By Chris Ehrmann, Associated Press
LANSING (AP) – The Michigan Capitol’s aging infrastructure is starting to wear down.
Out of sight behind the walls and beneath the floors, significant repairs and upgrades are needed to much of the Capitol’s plumbing, electrical, mechanical and fire suppression systems. Water and moisture damage has eaten away at mortar that holds together sections of original brick walls in the basement, where steel beams that hold up old steam pipes are rusting. Any person in the area if one of those beams or pipes fails could be seriously injured or worse due to the extremely high temperature of the steam running through the pipes.
Director of Facility Operations Rob Blackshaw said a massive potential danger is also in the basement where electrical equipment is housed to help run the building. Above the electrical equipment are old water valve lines. If they were to break or leak onto and the equipment, it could lead to the Capitol being shut down for months and be costly to replace.

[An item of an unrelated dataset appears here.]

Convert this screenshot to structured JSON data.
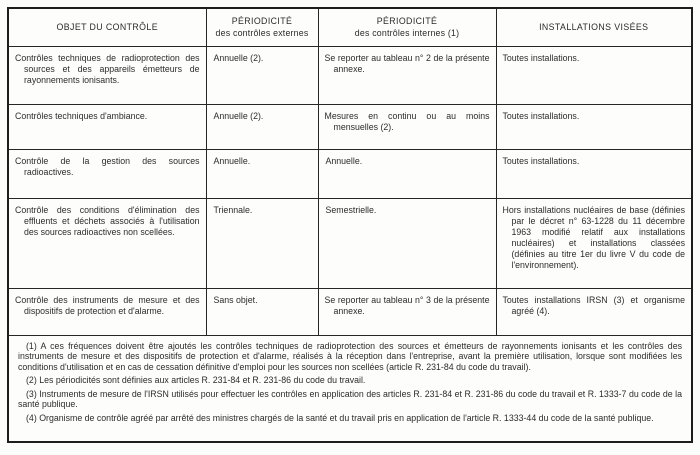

The first and last major renovation and restoration project was almost 30 years ago when equipment and new systems were installed, but they have not been updated since. That same 1987 to 1992 renovation project also helped to start the ongoing restoration process of returning the Capitol to what it looked like almost 140 years ago.
“It’s like having a brand new suit with a dirty shirt, or you know, you have heart disease or whatever, the building’s infrastructure needs help,” Blackshaw said.
There are plans to introduce legislation in the coming weeks a that would tackle the problems.
In 2014, the Michigan State Capitol Commission was established, replacing the Legislative Council Facilities Agency. The commission’s primary concern is preserving, operating, managing and maintaining the Capitol and Capitol Square. It is made up of the clerk of the House, secretary of the Senate, and four individuals appointed by the governor and Senate majority leader.
The commission has tackled projects such as renewing the Capitol exterior, stonework and dome. Many of the recent renovations have been cosmetic and have not focused as much on the systems.
Blackshaw said the state wastes too much money on systems that are not performing at 100 percent efficiency. At best, he said, they were performing at 70 percent. He said the 2016 utility cost was over $800,000. Renovations could save up to 50 percent.
State Rep. John Kivela, D-Marquette, sponsored a bill last year that would have spent up to $60 million to address the infrastructure problems, but it died in the lame-duck session. He saw first-hand the systems problems on a tour of the basement.
“If you look at your house, and you have a roof that is leaking, the more you put it off, that problem is not going away. It’s only getting more expensive,” Kivela said.